Cet héritage complexe (entre déplacement géographique et esthétique d’une figure, surenchère et paranoïa mettant en crise la communauté représentée) est condensé dans la séquence qui est peut-être la plus mémorable du film. Espérant enfin parvenir à piéger le meurtrier, le groupe d’amis se rend en métro le soir d’Halloween dans un lieu où prendra place la confrontation finale du film. Entassés dans les rames, de nombreux individus sont déguisés, masqués – parmi eux, quelques Ghostface. Les plans coupent rapidement, des champs et contrechamps ne cessent d’avoir lieu entre personnages et meurtriers potentiels – le tueur pouvant être aussi bien la silhouette assise à côté d’eux ou une autre les fixant à quelques mètres. Qui plus est, le fait que les membres du groupe se trouvent dans deux métros différents augmentent la tension déjà présente. En résumé, la séquence, hommage détourné à Jason Takes Manhattan, où Voohrees prenait déjà le métro, est investie d’une dimension paranoïaque qui découle du film de Don Siegel.
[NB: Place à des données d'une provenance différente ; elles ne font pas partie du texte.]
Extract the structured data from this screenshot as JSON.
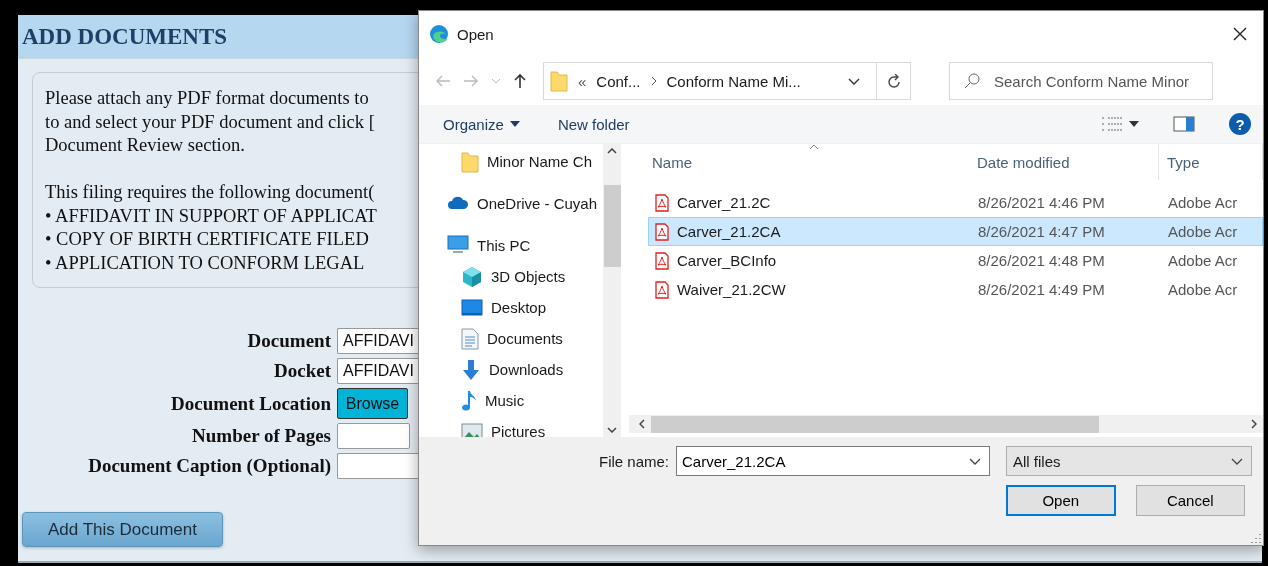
{
  "page": {
    "title": "ADD DOCUMENTS",
    "instructions": [
      "Please attach any PDF format documents to",
      "to and select your PDF document and click [",
      "Document Review section."
    ],
    "requirements_intro": "This filing requires the following document(",
    "requirements": [
      "• AFFIDAVIT IN SUPPORT OF APPLICAT",
      "• COPY OF BIRTH CERTIFICATE FILED",
      "• APPLICATION TO CONFORM LEGAL"
    ],
    "form": [
      {
        "kind": "text",
        "label": "Document",
        "value": "AFFIDAVI"
      },
      {
        "kind": "text",
        "label": "Docket",
        "value": "AFFIDAVI"
      },
      {
        "kind": "button",
        "label": "Document Location",
        "button": "Browse"
      },
      {
        "kind": "short-text",
        "label": "Number of Pages"
      },
      {
        "kind": "text",
        "label": "Document Caption (Optional)"
      }
    ],
    "add_button": "Add This Document"
  },
  "dialog": {
    "title": "Open",
    "breadcrumb": {
      "overflow": "«",
      "parts": [
        "Conf...",
        "Conform Name Mi..."
      ]
    },
    "search": {
      "placeholder": "Search Conform Name Minor"
    },
    "toolbar": {
      "organize": "Organize",
      "new_folder": "New folder",
      "help": "?"
    },
    "nav_pane": {
      "scrolled_children": [
        {
          "kind": "folder",
          "label": "Minor Name Ch"
        }
      ],
      "items": [
        {
          "kind": "cloud",
          "label": "OneDrive - Cuyah"
        },
        {
          "kind": "pc",
          "label": "This PC",
          "children": [
            {
              "kind": "cube",
              "label": "3D Objects"
            },
            {
              "kind": "desktop",
              "label": "Desktop"
            },
            {
              "kind": "documents",
              "label": "Documents"
            },
            {
              "kind": "downloads",
              "label": "Downloads"
            },
            {
              "kind": "music",
              "label": "Music"
            },
            {
              "kind": "pictures",
              "label": "Pictures"
            }
          ]
        }
      ]
    },
    "columns": [
      "Name",
      "Date modified",
      "Type"
    ],
    "files": [
      {
        "name": "Carver_21.2C",
        "date": "8/26/2021 4:46 PM",
        "type": "Adobe Acr",
        "selected": false
      },
      {
        "name": "Carver_21.2CA",
        "date": "8/26/2021 4:47 PM",
        "type": "Adobe Acr",
        "selected": true
      },
      {
        "name": "Carver_BCInfo",
        "date": "8/26/2021 4:48 PM",
        "type": "Adobe Acr",
        "selected": false
      },
      {
        "name": "Waiver_21.2CW",
        "date": "8/26/2021 4:49 PM",
        "type": "Adobe Acr",
        "selected": false
      }
    ],
    "file_name_label": "File name:",
    "file_name": "Carver_21.2CA",
    "file_type": "All files",
    "buttons": [
      {
        "label": "Open",
        "default": true
      },
      {
        "label": "Cancel",
        "default": false
      }
    ]
  }
}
Jason Takes Manhattan (Paramount Pictures)
Scream VI (Paramount Pictures France)

Dans leur numéro de juillet-août 1997, les Cahiers du cinéma affirment que le premier Scream peut être vu comme “une belle fable politique”, dans le sens où “les ennemis, puisqu’ennemis il faut, ne sont pas forcément ceux qu’on croit” (p.13). Reformulons les choses à l’aune du travail proposé par Tyler Gillett et Matt Bettinelli-Olpin : les ennemis, puisqu’ennemis il faut, peuvent être n’importe qui. Un horizon politique, sans doute pas encore assez affirmé, est dessiné par les deux réalisateurs : si communauté il y a, elle ne peut plus prendre forme au sein de l’espace urbain entendu comme vecteur sociétal – territoires du contrôle. Dans un monde où on ne peut plus faire confiance à la loi (voir le rôle de certains membres des forces de l’ordre dans le film…) ou à la médecine (le psychiatre de Sam refuse de continuer à la suivre dès qu’elle lui décrit ses traumatismes), les liens possibles unissant les individus apparaissent bien fragiles. D’où l’idée géniale, loin d’être naïve, de Chad (Mason Gooding) : la création du club des quatre. Marginaux, traumatisés et laissés-pour-compte avancent en se tenant la main, recouverts du sang de leurs ennemis et déambulant au sein de salles obscures peuplées de visages fantomatiques. Reste désormais aux deux réalisateurs à souligner plus clairement cette acception pour le moins radicale de la communauté.